Editor's Note: Melissa Harris-Perry wrote the following appreciation of Elizabeth Edwards in May 2009. We resurface it on the occasion of Edwards's death.
I admit it. I was a John Edwards supporter.
Having attended college and graduate school in North Carolina, the Tarheel state offered opportunities for my first involvement in political campaigns. In 1998 I posted fliers and stuffed envelopes for Edwards's Senate campaign.
Early in 2006 I believed that Edwards had a real opportunity to win the Democratic presidential nomination. I suspected Obama had an insufficient ground organization to effectively challenge Clinton. (Hilarious in hindsight, I know.) I also suspected that Hillary was too polarizing and off-message to win. (I was a little closer on that prediction.) Edwards was my early pick, in part because he is a charming, white Southerner and whenever the Democrats had managed to win in the modern era it was with this kind of candidate: think Jimmy Carter and Bill Clinton.
In assessing his electability I counted Elizabeth Edwards among John's greatest political assets. Elizabeth is smart, tough and unafraid of political engagement. And her personal biography made John much more likeable. Elizabeth was the mother who supported her husband's turn to politics after the tragic death of her son. Elizabeth was the woman who chose, in the face of this tragedy, to have more children much later than she had planned. To do this Elizabeth endured fertility treatments and the side effects that accompany them. Then Elizabeth was diagnosed with breast cancer. Hers is a compelling narrative shared, in parts, by many contemporary women. Hers is a story that resonates with women across partisan differences.
And John loved her.
Yes, he indulged in expensive haircuts. Yes, he seemed a little too slick and too sappy at the same time. Yes, his message was a bit one-note. But he loved a smart, funny, intense woman who gained weight and lost her breasts. John's love and admiration for Elizabeth was among his most interesting personality traits. So campaign funds misappropriation aside, when John Edwards's affair was revealed it was more than a routine ethical breach. It wiped away one of the things that had anchored him as a compelling public figure.
It was for these reasons that I followed Elizabeth Edwards's return to public life last week. She was vilified by some and pitied by others. But more than the personal details of her estrangement, Elizabeth Edwards represents a broader problem of the role of women in American politics. I get the sense that Elizabeth is as angry about being cheated politically as much as being cheated on personally.
Elizabeth Edwards was relying on John to make a space for her political work, a way for her ability to impact policy and a forum for her to use her political voice. When John was silenced she was too. She is trying to reclaim her voice and space in public life.
Far too many women still find that the path to political prominence and influence relies on their intimate relationships with men. Many educated, aggressive, public-minded women have found their way to political influence by being the daughter or wife of a powerful man. This remains true even in this moment of seeming unprecedented political achievement by women. Nancy Pelosi is the first female Speaker of the House, but she is also the daughter of a powerful Democratic mayor. Hillary Rodham Clinton put 18 million cracks in the political glass ceiling, but her political career rests firmly on the shoulders of her past-president husband. Even Caroline Kennedy's new political relevance this election cycle was firmly rooted in the biographies of her family's men.

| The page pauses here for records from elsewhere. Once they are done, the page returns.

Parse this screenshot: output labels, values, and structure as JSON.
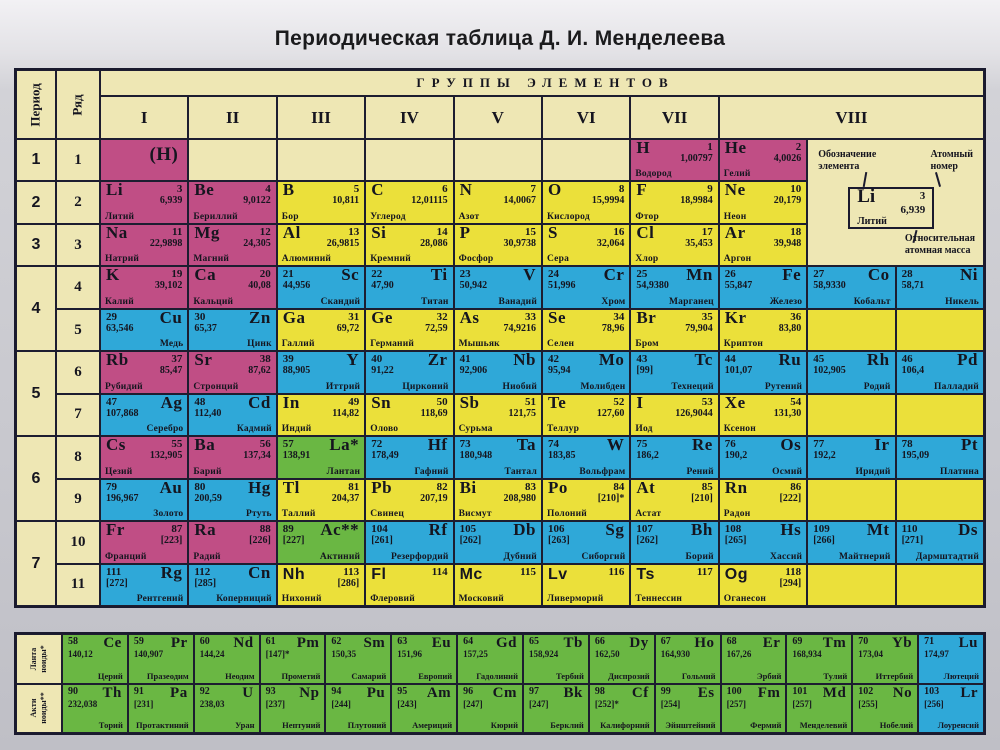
{
  "title": "Периодическая таблица Д. И. Менделеева",
  "header": {
    "groups_title": "ГРУППЫ ЭЛЕМЕНТОВ",
    "period_label": "Период",
    "row_label": "Ряд",
    "group_numerals": [
      "I",
      "II",
      "III",
      "IV",
      "V",
      "VI",
      "VII",
      "VIII"
    ]
  },
  "periods": [
    [
      "1",
      1,
      1
    ],
    [
      "2",
      2,
      2
    ],
    [
      "3",
      3,
      3
    ],
    [
      "4",
      4,
      5
    ],
    [
      "5",
      6,
      7
    ],
    [
      "6",
      8,
      9
    ],
    [
      "7",
      10,
      11
    ]
  ],
  "rows": [
    "1",
    "2",
    "3",
    "4",
    "5",
    "6",
    "7",
    "8",
    "9",
    "10",
    "11"
  ],
  "colors": {
    "magenta": "#c04e85",
    "yellow": "#ebe03a",
    "blue": "#2fa8d8",
    "green": "#6ab743",
    "cream": "#eee7b4",
    "border": "#1a1a2e"
  },
  "legend": {
    "symbol_label_lines": [
      "Обозначение",
      "элемента"
    ],
    "number_label_lines": [
      "Атомный",
      "номер"
    ],
    "mass_label_lines": [
      "Относительная",
      "атомная масса"
    ],
    "example": {
      "symbol": "Li",
      "number": "3",
      "mass": "6,939",
      "name": "Литий"
    }
  },
  "table": {
    "cell_fields": [
      "row",
      "col",
      "color",
      "style",
      "symbol",
      "number",
      "mass",
      "name",
      "sans"
    ],
    "cells": [
      [
        1,
        1,
        "magenta",
        "C",
        "(H)",
        "",
        "",
        ""
      ],
      [
        1,
        7,
        "magenta",
        "L",
        "H",
        "1",
        "1,00797",
        "Водород"
      ],
      [
        1,
        8,
        "magenta",
        "L",
        "He",
        "2",
        "4,0026",
        "Гелий"
      ],
      [
        2,
        1,
        "magenta",
        "L",
        "Li",
        "3",
        "6,939",
        "Литий"
      ],
      [
        2,
        2,
        "magenta",
        "L",
        "Be",
        "4",
        "9,0122",
        "Бериллий"
      ],
      [
        2,
        3,
        "yellow",
        "L",
        "B",
        "5",
        "10,811",
        "Бор"
      ],
      [
        2,
        4,
        "yellow",
        "L",
        "C",
        "6",
        "12,01115",
        "Углерод"
      ],
      [
        2,
        5,
        "yellow",
        "L",
        "N",
        "7",
        "14,0067",
        "Азот"
      ],
      [
        2,
        6,
        "yellow",
        "L",
        "O",
        "8",
        "15,9994",
        "Кислород"
      ],
      [
        2,
        7,
        "yellow",
        "L",
        "F",
        "9",
        "18,9984",
        "Фтор"
      ],
      [
        2,
        8,
        "yellow",
        "L",
        "Ne",
        "10",
        "20,179",
        "Неон"
      ],
      [
        3,
        1,
        "magenta",
        "L",
        "Na",
        "11",
        "22,9898",
        "Натрий"
      ],
      [
        3,
        2,
        "magenta",
        "L",
        "Mg",
        "12",
        "24,305",
        "Магний"
      ],
      [
        3,
        3,
        "yellow",
        "L",
        "Al",
        "13",
        "26,9815",
        "Алюминий"
      ],
      [
        3,
        4,
        "yellow",
        "L",
        "Si",
        "14",
        "28,086",
        "Кремний"
      ],
      [
        3,
        5,
        "yellow",
        "L",
        "P",
        "15",
        "30,9738",
        "Фосфор"
      ],
      [
        3,
        6,
        "yellow",
        "L",
        "S",
        "16",
        "32,064",
        "Сера"
      ],
      [
        3,
        7,
        "yellow",
        "L",
        "Cl",
        "17",
        "35,453",
        "Хлор"
      ],
      [
        3,
        8,
        "yellow",
        "L",
        "Ar",
        "18",
        "39,948",
        "Аргон"
      ],
      [
        4,
        1,
        "magenta",
        "L",
        "K",
        "19",
        "39,102",
        "Калий"
      ],
      [
        4,
        2,
        "magenta",
        "L",
        "Ca",
        "20",
        "40,08",
        "Кальций"
      ],
      [
        4,
        3,
        "blue",
        "R",
        "Sc",
        "21",
        "44,956",
        "Скандий"
      ],
      [
        4,
        4,
        "blue",
        "R",
        "Ti",
        "22",
        "47,90",
        "Титан"
      ],
      [
        4,
        5,
        "blue",
        "R",
        "V",
        "23",
        "50,942",
        "Ванадий"
      ],
      [
        4,
        6,
        "blue",
        "R",
        "Cr",
        "24",
        "51,996",
        "Хром"
      ],
      [
        4,
        7,
        "blue",
        "R",
        "Mn",
        "25",
        "54,9380",
        "Марганец"
      ],
      [
        4,
        8,
        "blue",
        "R",
        "Fe",
        "26",
        "55,847",
        "Железо"
      ],
      [
        4,
        9,
        "blue",
        "R",
        "Co",
        "27",
        "58,9330",
        "Кобальт"
      ],
      [
        4,
        10,
        "blue",
        "R",
        "Ni",
        "28",
        "58,71",
        "Никель"
      ],
      [
        5,
        1,
        "blue",
        "R",
        "Cu",
        "29",
        "63,546",
        "Медь"
      ],
      [
        5,
        2,
        "blue",
        "R",
        "Zn",
        "30",
        "65,37",
        "Цинк"
      ],
      [
        5,
        3,
        "yellow",
        "L",
        "Ga",
        "31",
        "69,72",
        "Галлий"
      ],
      [
        5,
        4,
        "yellow",
        "L",
        "Ge",
        "32",
        "72,59",
        "Германий"
      ],
      [
        5,
        5,
        "yellow",
        "L",
        "As",
        "33",
        "74,9216",
        "Мышьяк"
      ],
      [
        5,
        6,
        "yellow",
        "L",
        "Se",
        "34",
        "78,96",
        "Селен"
      ],
      [
        5,
        7,
        "yellow",
        "L",
        "Br",
        "35",
        "79,904",
        "Бром"
      ],
      [
        5,
        8,
        "yellow",
        "L",
        "Kr",
        "36",
        "83,80",
        "Криптон"
      ],
      [
        6,
        1,
        "magenta",
        "L",
        "Rb",
        "37",
        "85,47",
        "Рубидий"
      ],
      [
        6,
        2,
        "magenta",
        "L",
        "Sr",
        "38",
        "87,62",
        "Стронций"
      ],
      [
        6,
        3,
        "blue",
        "R",
        "Y",
        "39",
        "88,905",
        "Иттрий"
      ],
      [
        6,
        4,
        "blue",
        "R",
        "Zr",
        "40",
        "91,22",
        "Цирконий"
      ],
      [
        6,
        5,
        "blue",
        "R",
        "Nb",
        "41",
        "92,906",
        "Ниобий"
      ],
      [
        6,
        6,
        "blue",
        "R",
        "Mo",
        "42",
        "95,94",
        "Молибден"
      ],
      [
        6,
        7,
        "blue",
        "R",
        "Tc",
        "43",
        "[99]",
        "Технеций"
      ],
      [
        6,
        8,
        "blue",
        "R",
        "Ru",
        "44",
        "101,07",
        "Рутений"
      ],
      [
        6,
        9,
        "blue",
        "R",
        "Rh",
        "45",
        "102,905",
        "Родий"
      ],
      [
        6,
        10,
        "blue",
        "R",
        "Pd",
        "46",
        "106,4",
        "Палладий"
      ],
      [
        7,
        1,
        "blue",
        "R",
        "Ag",
        "47",
        "107,868",
        "Серебро"
      ],
      [
        7,
        2,
        "blue",
        "R",
        "Cd",
        "48",
        "112,40",
        "Кадмий"
      ],
      [
        7,
        3,
        "yellow",
        "L",
        "In",
        "49",
        "114,82",
        "Индий"
      ],
      [
        7,
        4,
        "yellow",
        "L",
        "Sn",
        "50",
        "118,69",
        "Олово"
      ],
      [
        7,
        5,
        "yellow",
        "L",
        "Sb",
        "51",
        "121,75",
        "Сурьма"
      ],
      [
        7,
        6,
        "yellow",
        "L",
        "Te",
        "52",
        "127,60",
        "Теллур"
      ],
      [
        7,
        7,
        "yellow",
        "L",
        "I",
        "53",
        "126,9044",
        "Иод"
      ],
      [
        7,
        8,
        "yellow",
        "L",
        "Xe",
        "54",
        "131,30",
        "Ксенон"
      ],
      [
        8,
        1,
        "magenta",
        "L",
        "Cs",
        "55",
        "132,905",
        "Цезий"
      ],
      [
        8,
        2,
        "magenta",
        "L",
        "Ba",
        "56",
        "137,34",
        "Барий"
      ],
      [
        8,
        3,
        "green",
        "R",
        "La*",
        "57",
        "138,91",
        "Лантан"
      ],
      [
        8,
        4,
        "blue",
        "R",
        "Hf",
        "72",
        "178,49",
        "Гафний"
      ],
      [
        8,
        5,
        "blue",
        "R",
        "Ta",
        "73",
        "180,948",
        "Тантал"
      ],
      [
        8,
        6,
        "blue",
        "R",
        "W",
        "74",
        "183,85",
        "Вольфрам"
      ],
      [
        8,
        7,
        "blue",
        "R",
        "Re",
        "75",
        "186,2",
        "Рений"
      ],
      [
        8,
        8,
        "blue",
        "R",
        "Os",
        "76",
        "190,2",
        "Осмий"
      ],
      [
        8,
        9,
        "blue",
        "R",
        "Ir",
        "77",
        "192,2",
        "Иридий"
      ],
      [
        8,
        10,
        "blue",
        "R",
        "Pt",
        "78",
        "195,09",
        "Платина"
      ],
      [
        9,
        1,
        "blue",
        "R",
        "Au",
        "79",
        "196,967",
        "Золото"
      ],
      [
        9,
        2,
        "blue",
        "R",
        "Hg",
        "80",
        "200,59",
        "Ртуть"
      ],
      [
        9,
        3,
        "yellow",
        "L",
        "Tl",
        "81",
        "204,37",
        "Таллий"
      ],
      [
        9,
        4,
        "yellow",
        "L",
        "Pb",
        "82",
        "207,19",
        "Свинец"
      ],
      [
        9,
        5,
        "yellow",
        "L",
        "Bi",
        "83",
        "208,980",
        "Висмут"
      ],
      [
        9,
        6,
        "yellow",
        "L",
        "Po",
        "84",
        "[210]*",
        "Полоний"
      ],
      [
        9,
        7,
        "yellow",
        "L",
        "At",
        "85",
        "[210]",
        "Астат"
      ],
      [
        9,
        8,
        "yellow",
        "L",
        "Rn",
        "86",
        "[222]",
        "Радон"
      ],
      [
        10,
        1,
        "magenta",
        "L",
        "Fr",
        "87",
        "[223]",
        "Франций"
      ],
      [
        10,
        2,
        "magenta",
        "L",
        "Ra",
        "88",
        "[226]",
        "Радий"
      ],
      [
        10,
        3,
        "green",
        "R",
        "Ac**",
        "89",
        "[227]",
        "Актиний"
      ],
      [
        10,
        4,
        "blue",
        "R",
        "Rf",
        "104",
        "[261]",
        "Резерфордий"
      ],
      [
        10,
        5,
        "blue",
        "R",
        "Db",
        "105",
        "[262]",
        "Дубний"
      ],
      [
        10,
        6,
        "blue",
        "R",
        "Sg",
        "106",
        "[263]",
        "Сиборгий"
      ],
      [
        10,
        7,
        "blue",
        "R",
        "Bh",
        "107",
        "[262]",
        "Борий"
      ],
      [
        10,
        8,
        "blue",
        "R",
        "Hs",
        "108",
        "[265]",
        "Хассий"
      ],
      [
        10,
        9,
        "blue",
        "R",
        "Mt",
        "109",
        "[266]",
        "Майтнерий"
      ],
      [
        10,
        10,
        "blue",
        "R",
        "Ds",
        "110",
        "[271]",
        "Дармштадтий"
      ],
      [
        11,
        1,
        "blue",
        "R",
        "Rg",
        "111",
        "[272]",
        "Рентгений"
      ],
      [
        11,
        2,
        "blue",
        "R",
        "Cn",
        "112",
        "[285]",
        "Коперниций"
      ],
      [
        11,
        3,
        "yellow",
        "L",
        "Nh",
        "113",
        "[286]",
        "Нихоний",
        1
      ],
      [
        11,
        4,
        "yellow",
        "L",
        "Fl",
        "114",
        "",
        "Флеровий",
        1
      ],
      [
        11,
        5,
        "yellow",
        "L",
        "Mc",
        "115",
        "",
        "Московий",
        1
      ],
      [
        11,
        6,
        "yellow",
        "L",
        "Lv",
        "116",
        "",
        "Ливерморий",
        1
      ],
      [
        11,
        7,
        "yellow",
        "L",
        "Ts",
        "117",
        "",
        "Теннессин",
        1
      ],
      [
        11,
        8,
        "yellow",
        "L",
        "Og",
        "118",
        "[294]",
        "Оганесон",
        1
      ]
    ],
    "empty_cells": [
      [
        1,
        2,
        "cream"
      ],
      [
        1,
        3,
        "cream"
      ],
      [
        1,
        4,
        "cream"
      ],
      [
        1,
        5,
        "cream"
      ],
      [
        1,
        6,
        "cream"
      ],
      [
        5,
        9,
        "yellow"
      ],
      [
        5,
        10,
        "yellow"
      ],
      [
        7,
        9,
        "yellow"
      ],
      [
        7,
        10,
        "yellow"
      ],
      [
        9,
        9,
        "yellow"
      ],
      [
        9,
        10,
        "yellow"
      ],
      [
        11,
        9,
        "yellow"
      ],
      [
        11,
        10,
        "yellow"
      ]
    ]
  },
  "footnotes": [
    {
      "label_lines": [
        "Ланта",
        "ноиды*"
      ],
      "cell_fields": [
        "color",
        "symbol",
        "number",
        "mass",
        "name"
      ],
      "cells": [
        [
          "green",
          "Ce",
          "58",
          "140,12",
          "Церий"
        ],
        [
          "green",
          "Pr",
          "59",
          "140,907",
          "Празеодим"
        ],
        [
          "green",
          "Nd",
          "60",
          "144,24",
          "Неодим"
        ],
        [
          "green",
          "Pm",
          "61",
          "[147]*",
          "Прометий"
        ],
        [
          "green",
          "Sm",
          "62",
          "150,35",
          "Самарий"
        ],
        [
          "green",
          "Eu",
          "63",
          "151,96",
          "Европий"
        ],
        [
          "green",
          "Gd",
          "64",
          "157,25",
          "Гадолиний"
        ],
        [
          "green",
          "Tb",
          "65",
          "158,924",
          "Тербий"
        ],
        [
          "green",
          "Dy",
          "66",
          "162,50",
          "Диспрозий"
        ],
        [
          "green",
          "Ho",
          "67",
          "164,930",
          "Гольмий"
        ],
        [
          "green",
          "Er",
          "68",
          "167,26",
          "Эрбий"
        ],
        [
          "green",
          "Tm",
          "69",
          "168,934",
          "Тулий"
        ],
        [
          "green",
          "Yb",
          "70",
          "173,04",
          "Иттербий"
        ],
        [
          "blue",
          "Lu",
          "71",
          "174,97",
          "Лютеций"
        ]
      ]
    },
    {
      "label_lines": [
        "Акти",
        "ноиды**"
      ],
      "cell_fields": [
        "color",
        "symbol",
        "number",
        "mass",
        "name"
      ],
      "cells": [
        [
          "green",
          "Th",
          "90",
          "232,038",
          "Торий"
        ],
        [
          "green",
          "Pa",
          "91",
          "[231]",
          "Протактиний"
        ],
        [
          "green",
          "U",
          "92",
          "238,03",
          "Уран"
        ],
        [
          "green",
          "Np",
          "93",
          "[237]",
          "Нептуний"
        ],
        [
          "green",
          "Pu",
          "94",
          "[244]",
          "Плутоний"
        ],
        [
          "green",
          "Am",
          "95",
          "[243]",
          "Америций"
        ],
        [
          "green",
          "Cm",
          "96",
          "[247]",
          "Кюрий"
        ],
        [
          "green",
          "Bk",
          "97",
          "[247]",
          "Берклий"
        ],
        [
          "green",
          "Cf",
          "98",
          "[252]*",
          "Калифорний"
        ],
        [
          "green",
          "Es",
          "99",
          "[254]",
          "Эйнштейний"
        ],
        [
          "green",
          "Fm",
          "100",
          "[257]",
          "Фермий"
        ],
        [
          "green",
          "Md",
          "101",
          "[257]",
          "Менделевий"
        ],
        [
          "green",
          "No",
          "102",
          "[255]",
          "Нобелий"
        ],
        [
          "blue",
          "Lr",
          "103",
          "[256]",
          "Лоуренсий"
        ]
      ]
    }
  ]
}
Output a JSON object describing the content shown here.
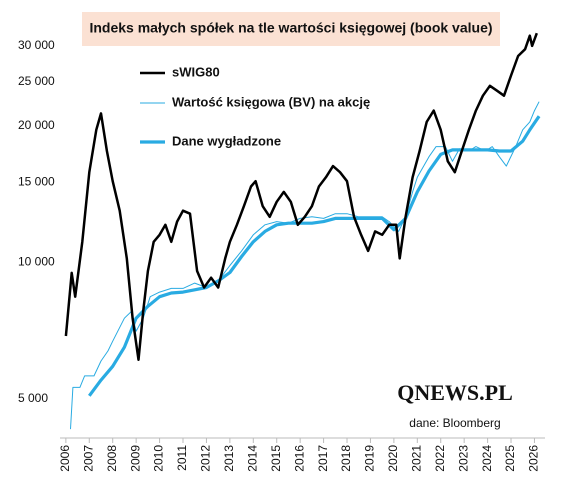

I don't mean to diminish the qualifications or capacity of these women. Quite the opposite; I believe the real tragedy is that many women who are deeply capable and superb potential leaders end up withering in the shadow of men rather than making independent contributions.
When political women rely on political men they are vulnerable to men's choices, particularly their personal and sexual choices. For years I was thinking of Elizabeth as a political resource for her husband, all the time forgetting she was a political resource for the nation. The point was not how Elizabeth helped John get elected, but why it wasn't Elizabeth all along running for office herself.
I am tired of seeing women's political achievement as an adjunct to that of the men in their lives. One of the critical tasks we face as a nation is unclogging the political pipeline to allow women's talent to flow more freely. That commitment is why I am proud to be associated with the Center for American Women and Politics here in New Jersey, which is actively working to prepare women to run for political office.
For Mother's Day I think I'll make a donation to EMILY's list… in Elizabeth Edwards name.